One way to overcome many of the problems associated with the treatment of lung cancer is to target drugs specifically to the tumor itself. This can increase the amount of drug that gets to the tumor because it is not spread throughout the entire body and can kill tumor cells more effectively, thus reducing the chance of cancer cells becoming drug-resistant. Targeted delivery can also reduce side effects by concentrating drug in the tumor, which limits exposure elsewhere and reduces systemic side effects. Most therapies are injected into the blood and must penetrate into the tumors to be effective. Though these therapies work very well in the lab, they usually fail when used in human patients. Tumor access is largely prevented by a thin lining of cells on the inner surface of blood vessels called the endothelium that act as a barrier between blood and tissue.

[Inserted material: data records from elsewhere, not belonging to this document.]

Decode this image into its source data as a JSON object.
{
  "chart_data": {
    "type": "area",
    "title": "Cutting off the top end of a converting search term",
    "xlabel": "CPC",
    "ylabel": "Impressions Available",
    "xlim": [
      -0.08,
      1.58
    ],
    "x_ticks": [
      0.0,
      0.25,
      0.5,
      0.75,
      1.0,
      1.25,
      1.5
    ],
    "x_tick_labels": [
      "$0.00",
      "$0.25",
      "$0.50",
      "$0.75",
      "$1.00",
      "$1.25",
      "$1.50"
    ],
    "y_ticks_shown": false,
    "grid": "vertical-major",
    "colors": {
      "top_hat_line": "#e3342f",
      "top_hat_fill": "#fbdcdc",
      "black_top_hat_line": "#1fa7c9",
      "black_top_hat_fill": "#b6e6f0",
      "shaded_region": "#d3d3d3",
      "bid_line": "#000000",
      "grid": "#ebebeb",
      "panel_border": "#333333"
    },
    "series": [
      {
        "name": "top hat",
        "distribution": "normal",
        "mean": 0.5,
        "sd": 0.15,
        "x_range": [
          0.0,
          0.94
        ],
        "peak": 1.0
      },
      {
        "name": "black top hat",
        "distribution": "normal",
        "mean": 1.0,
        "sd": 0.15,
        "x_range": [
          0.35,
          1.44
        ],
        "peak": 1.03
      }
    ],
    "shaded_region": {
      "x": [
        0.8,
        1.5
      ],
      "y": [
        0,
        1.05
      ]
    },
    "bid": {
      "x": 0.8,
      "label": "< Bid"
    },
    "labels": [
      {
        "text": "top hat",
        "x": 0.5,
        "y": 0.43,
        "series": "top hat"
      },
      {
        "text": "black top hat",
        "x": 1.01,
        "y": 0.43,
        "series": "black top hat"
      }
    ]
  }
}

Instead of searching for more targets on tumor cells, we have shifted focus to find targets that are expressed on the endothelium. We have shown that the endothelium is specially adapted to support the tissue around it. Each type of tissue appears to express a unique set of proteins that are not found elsewhere. In the rat, healthy lung is distinct from other organs and from lung tumors. Thus, proteins that are induced in tumors can act as biomarkers to diagnose disease.

Some of these tumor-induced biomarkers will stick out into the blood where they can directly bind targeted agents that been intravenously injected. We have discovered that when radioactive agents are targeted against proteins that are only found in tumor blood vessels, they bind to the tumor blood vessels and can effectively destroy solid tumors within days of treatment without damaging the surrounding healthy tissue. Thus, identifying and validating these key proteins is the first step in developing safer, more effective therapies.

We have spent years optimizing all the techniques needed and overcoming major hurdles using rat models of disease. However, in order to address human disease, we must study human tissue. We hypothesize that blood vessels in human lung tumors will express distinct proteins that are not found in blood vessels in normal human lung. Here, we will use our novel techniques to identify the proteins at the surface of blood vessels from both normal lung and lung tumors. We will then compare lung and lung tumor blood vessels to discover those few proteins that are only found in tumor tissue. We will validate candidate biomarkers and targets using antibodies to assess protein expression in multiple types of lung tumors and human tissue. We expect to generate a detailed map of protein expression in lung tumors and identify novel, tumor-induced biomarkers could provide new ways to diagnose and classify lung tumors. Additionally, these biomarkers may be useful therapeutic targets. Finally, because these targets are likely to be accessible to the blood, they can mediate in vivo tumor targeting. Ultimately, antibodies against tumor-induced, accessible biomarkers could be used to target imaging and therapeutic agents specifically to tumors. This could create safer and more effective ways to diagnose, image, and treat lung cancer. Thus, this work clearly impacts TRDRPs Lung Cancer priority issue and could have tremendous impact for patients with lung cancer.